REVIEW

The Eyes of My Mother

The virtues of writer-director Nicolas Pesce’s debut feature are readily apparent. The Eyes of My Mother looks fantastic, shot in a shadowy black-and-white that evokes the nightmare-inducing TV shows of the late ’50s and early ’60s (Alfred Hitchcock Presents, The Twilight Zone and The Outer Limits) as much as Ingmar Bergman. It doesn’t get bogged down in dialogue or make any sort of attempt to explain the cruel pathology of its characters. For an arty, brutal arthouse project it’s admirably lean and brisk.

The Eyes of My Mother

78 Cast: Diana Agostini, Olivia Bond, Will Brill, Joey Curtis-Green, Flora Diaz, Kika Magalhaes, Paul Nazak, Clara Wong

Director: Nicolas Pesce Rating: R, for disturbing violent content and behavior, and brief nudity

Running time: 1 hour, 16 minutes

In English and Portuguese with English subtitles

But the trouble is, it doesn’t really have anything to say, other than you can’t really ever know what’s going on inside that pretty little head of hers. We might attribute the protagonist’s murderous behavior to her weird childhood or the viciousness that plays out in the film’s opening moments, but there’s no internal logic underpinning her actions. As they say in small towns all over America, it’s just her way.

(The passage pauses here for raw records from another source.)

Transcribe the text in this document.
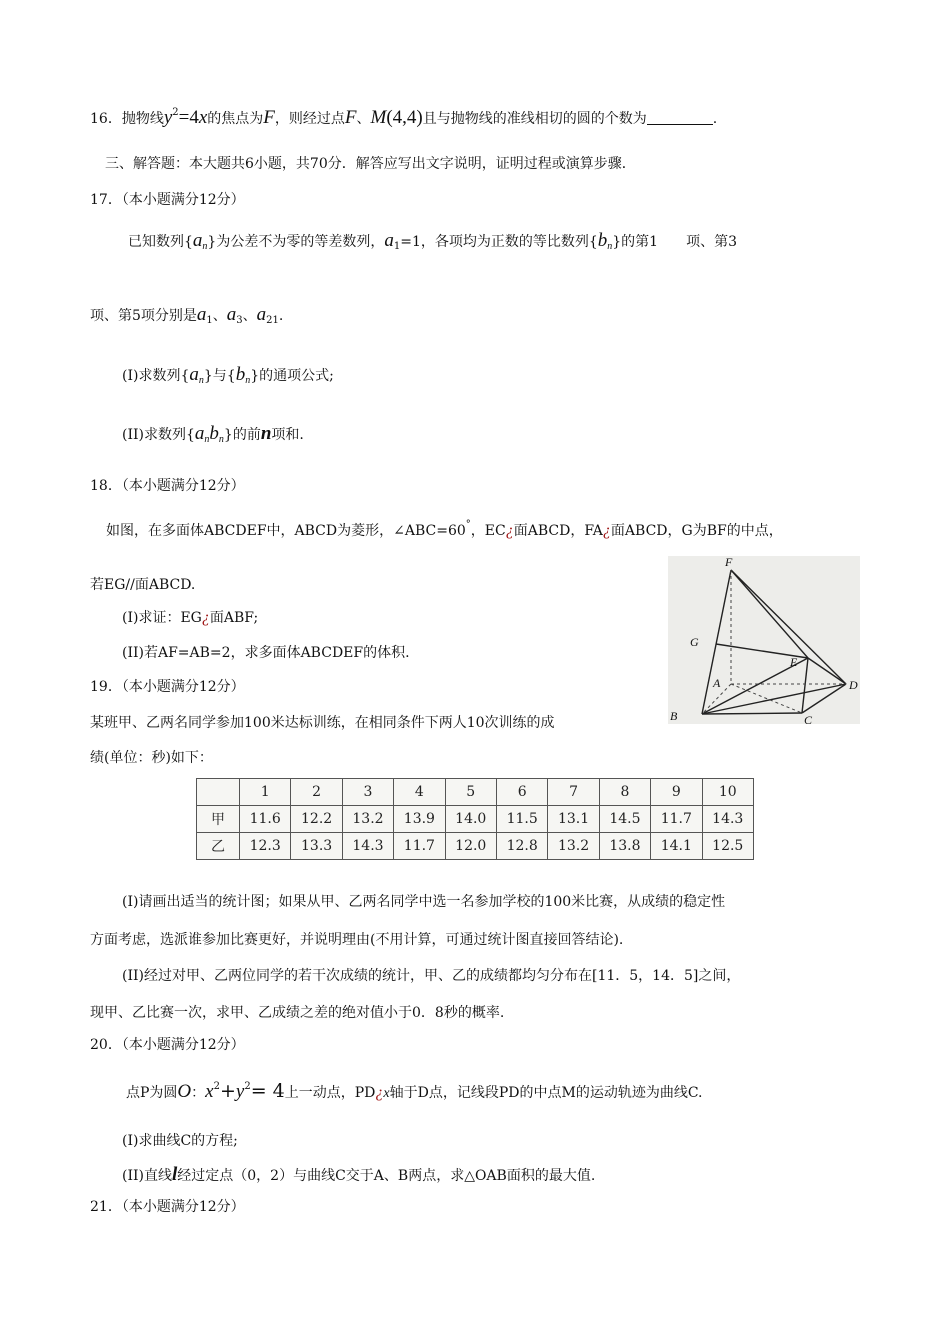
16．抛物线$y^2=4x$的焦点为F，则经过点F、M(4,4)且与抛物线的准线相切的圆的个数为	.
三、解答题：本大题共6小题，共70分．解答应写出文字说明，证明过程或演算步骤．
17．（本小题满分12分）
已知数列$\{a_n\}$为公差不为零的等差数列，$a_1=1$，各项均为正数的等比数列$\{b_n\}$的第1　　项、第3
项、第5项分别是$a_1$、$a_3$、$a_{21}$.
(I)求数列$\{a_n\}$与$\{b_n\}$的通项公式;
(II)求数列$\{a_nb_n\}$的前n项和.
18．（本小题满分12分）
如图，在多面体ABCDEF中，ABCD为菱形，∠ABC=60°，EC¿面ABCD，FA¿面ABCD，G为BF的中点，
若EG//面ABCD.
(I)求证：EG¿面ABF;
(II)若AF=AB=2，求多面体ABCDEF的体积.
F
G
E
A	D
B	C
19．（本小题满分12分）
某班甲、乙两名同学参加100米达标训练，在相同条件下两人10次训练的成
绩(单位：秒)如下：
	1	2	3	4	5	6	7	8	9	10
甲	11.6	12.2	13.2	13.9	14.0	11.5	13.1	14.5	11.7	14.3
乙	12.3	13.3	14.3	11.7	12.0	12.8	13.2	13.8	14.1	12.5
(I)请画出适当的统计图；如果从甲、乙两名同学中选一名参加学校的100米比赛，从成绩的稳定性
方面考虑，选派谁参加比赛更好，并说明理由(不用计算，可通过统计图直接回答结论).
(II)经过对甲、乙两位同学的若干次成绩的统计，甲、乙的成绩都均匀分布在[11．5，14．5]之间，
现甲、乙比赛一次，求甲、乙成绩之差的绝对值小于0．8秒的概率.
20．（本小题满分12分）
点P为圆O：$x^2+y^2= 4$上一动点，PD¿x轴于D点，记线段PD的中点M的运动轨迹为曲线C.
(I)求曲线C的方程;
(II)直线l经过定点（0，2）与曲线C交于A、B两点，求△OAB面积的最大值.
21．（本小题满分12分）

At least I assume it is the rustic farmhouse Francisca (played as a little girl by Olivia Bond and as a young woman by Kika Magalhaes) grows up in with her mother (Diana Agostini) and father (Paul Nazak). All we really know is it’s remote from civilization, and that it is decorated in a kind of timeless downward-slipping fashion. If not for the vehicles and the buzz of a midcentury television set, it could be set anytime between the 1870s and last week.

And, in the way of all young artists smart enough to know they haven’t got that much to say, Pesce effectively suppresses all emotion, allowing us to fill in the blanks, cheating toward a depth that simply isn’t there. A flashback delivers us to the scene of a bizarre home invasion, which leaves Francisca’s mother — who, we are informed was once a doctor in her native Portugal and has given her daughter some anatomy lessons — dead and her assailant (Will Brill) wounded. When her father returns home, they bury Mom, and for obscure reasons, chain her murderer in their barn. They remove his eyes and vocal cords, presumably so he can serve as Francisca’s pet.

Then father dies, and like Norman Bates before her, Francisca preserves his body. And gets up to other nasty stuff.

Obviously this is a film by a guy who had some startling visual ideas — Pesce forces perspective by putting his camera in odd places and sometimes this works to discomfit and disorient the viewer — and very little clue as to how to tell a compelling story. The result is an icy and at times inane exercise in impassive horror. The closest Pesce gets to something human is his unnerving, lingering gaze on the face of a woman Francisca tortures. (Why? Because that is what she does.)

In the end, you see the promise and the influences (Michael Haneke, The Night of the Hunter) while being annoyed by the ultimate emptiness of the project. Never has a 76-minute movie seemed so slow. And rarely has a promising young director seemed so compromised by a dull, smug script.

The Eyes of My Mother is out today on many video-on-demand services.